Chronique : Alain Frachon
Le Monde | par Alain Frachon | 23 mars 2018
Sans les Kurdes, la barbarie de l'organisation dite Etat islamique (EI) sévirait encore. Les djihadistes disposeraient toujours de leurs points d'appui en Syrie et en Irak. Les " hommes en noir " asserviraient les populations locales. A Mossoul, en Irak, les djihadistes fabriqueraient de la voiture piégée à la chaîne – pour tuer et mutiler ici et là. A Rakka, en Syrie, ils entraîneraient de jeunes Européens, convertis à leur cause, pour qu'ils repartent semer la mort – à Bruxelles, Paris et ailleurs.
Aujourd'hui, la Turquie occupe le nord-ouest de la Syrie. Notre alliée de l'OTAN y traque les Kurdes, nos alliés de la lutte contre l'EI. Dans le chaos des guerres syriennes, les 2 à 3 millions de Kurdes de Syrie, sous la houlette du parti PYD, se sont taillé une région autonome le long de la frontière avec la Turquie. Ils l'appellent le Rojava. Le PYD est proche du PKK – les autonomistes kurdes de Turquie, en guerre contre Ankara depuis quarante ans –, que les Etats-Unis et les Européens considèrent comme une organisation terroriste, non sans quelque raison.
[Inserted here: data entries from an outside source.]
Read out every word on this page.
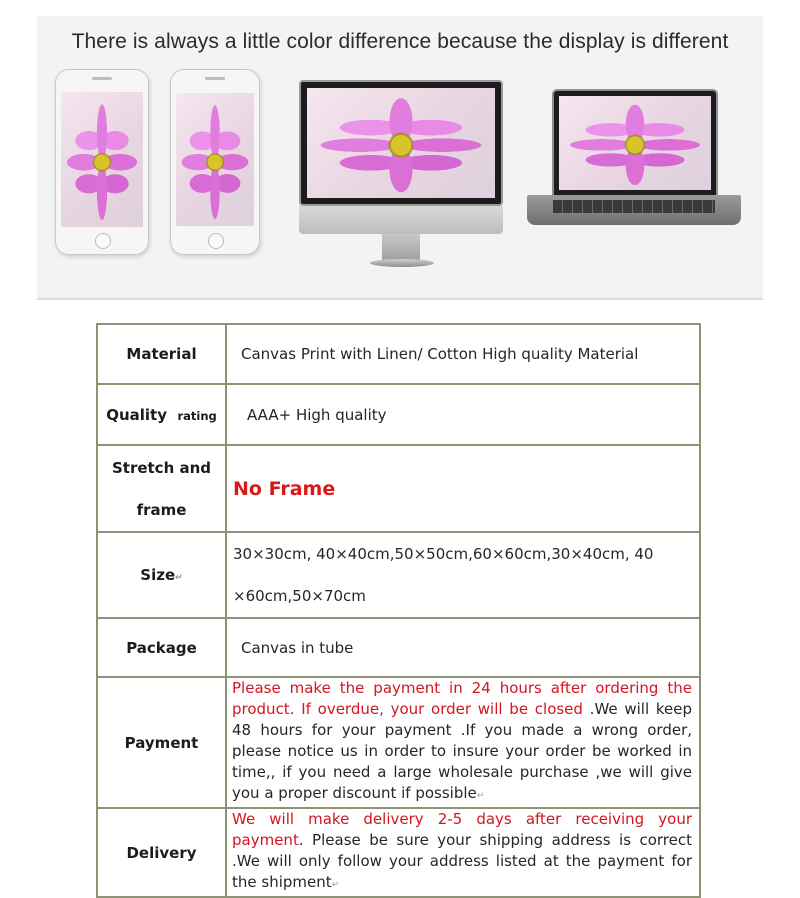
There is always a little color difference because the display is different
Material	Canvas Print with Linen/ Cotton High quality Material
Quality rating	AAA+ High quality

Stretch and
frame	No Frame
Size↵	30×30cm, 40×40cm,50×50cm,60×60cm,30×40cm, 40
×60cm,50×70cm

Package	Canvas in tube
Payment	Please make the payment in 24 hours after ordering the product. If overdue, your order will be closed .We will keep 48 hours for your payment .If you made a wrong order, please notice us in order to insure your order be worked in time,, if you need a large wholesale purchase ,we will give you a proper discount if possible↵
Delivery	We will make delivery 2-5 days after receiving your payment. Please be sure your shipping address is correct .We will only follow your address listed at the payment for the shipment↵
L'armée turque ne veut pas que le Rojava serve de base arrière au PKK, même si aucune attaque contre la Turquie n'a été lancée depuis la Syrie. Elle entend démanteler le Rojava. Elle a le feu vert de la Russie, qui laisse l'aviation turque bombarder les villages kurdes. Sur le terrain, la Turquie a recruté des milliers de combattants arabes de Syrie, pour la plupart des islamistes, dont des anciens d'Al-Qaida et de l'EI, rapporte le journaliste Patrick Cockburn, l'un des meilleurs connaisseurs de la région. Pour casser du Kurde, se trouve ainsi constituée une étonnante équipée : la Russie, ennemie de l'OTAN, la Turquie, membre de l'OTAN, et une vaste soldatesque islamiste, en principe ennemie des Russes…
Le PYD a des tendances autocratiques. Ne voulant pas se mêler de l'affrontement entre Damas et la rébellion syrienne, il a pactisé ici et là avec Bachar Al-Assad. Mais ce sont les femmes et les hommes du PYD qui ont libéré tout le nord-ouest syrien de la présence de l'EI. Sans ces combattants admirables, l'aviation américaine n'aurait pas suffi pour prendre Rakka. Sans eux, qui sont intervenus aussi en Irak, les yézidis du mont Sinjar auraient été massacrés jusqu'au dernier. Les Kurdes ont été l'instrument au sol de la défaite de l'EI en Syrie. Dans cette bataille, ils ont perdu des centaines de combattants.
Les Etats-Unis vont-ils laisser la Turquie pousser plus avant et attaquer les cantons Est du Rojava, là où se trouve le gros des troupes du PYD, appuyées par des forces spéciales américaines ? Washington et les pays de l'UE vont-ils faire pression sur Ankara ou laisser les Kurdes seuls face à l'armée turque et aux islamistes ? Ces derniers ont une revanche à prendre : la haine des Kurdes les anime. Chaque Kurde tombé entre leurs mains – homme, femme, enfant – est promis au viol, à l'esclavage, à la mort.
Ces temps-ci, les Kurdes d'Irak ont mauvaise presse. Autonomes depuis les années 1990, ils ont été sauvés in extremis, par les Américains et les Iraniens, de l'offensive menée par l'EI en Irak en 2014. Après quoi, sujets à l'hubris, ils ont agrandi leur territoire et organisé un référendum sur l'indépendance – contre l'avis de leurs amis. Echec sur toute la ligne. Les Kurdes d'Irak ont reperdu ces territoires et Bagdad a restreint leur autonomie. Ils restent prisonniers de leur système politique (suranné). Mais voilà, deux ans durant, ils ont été le principal point d'appui essentiel des Occidentaux pour préparer la reprise de Mossoul. Face à l'EI, ils ont tenu une ligne de front de plus de 1 500 kilomètres : plus d'un millier de peshmergas y ont perdu la vie. Ils ont accueilli un million de réfugiés de la région, notamment les chrétiens.
En Irak comme en Syrie, les Kurdes ont été au premier plan de la lutte contre l'EI. Historiquement, ils ont toujours été victimes du cynisme des grandes puissances. Faut-il vraiment qu'il en aille encore ainsi ? Une fois de plus.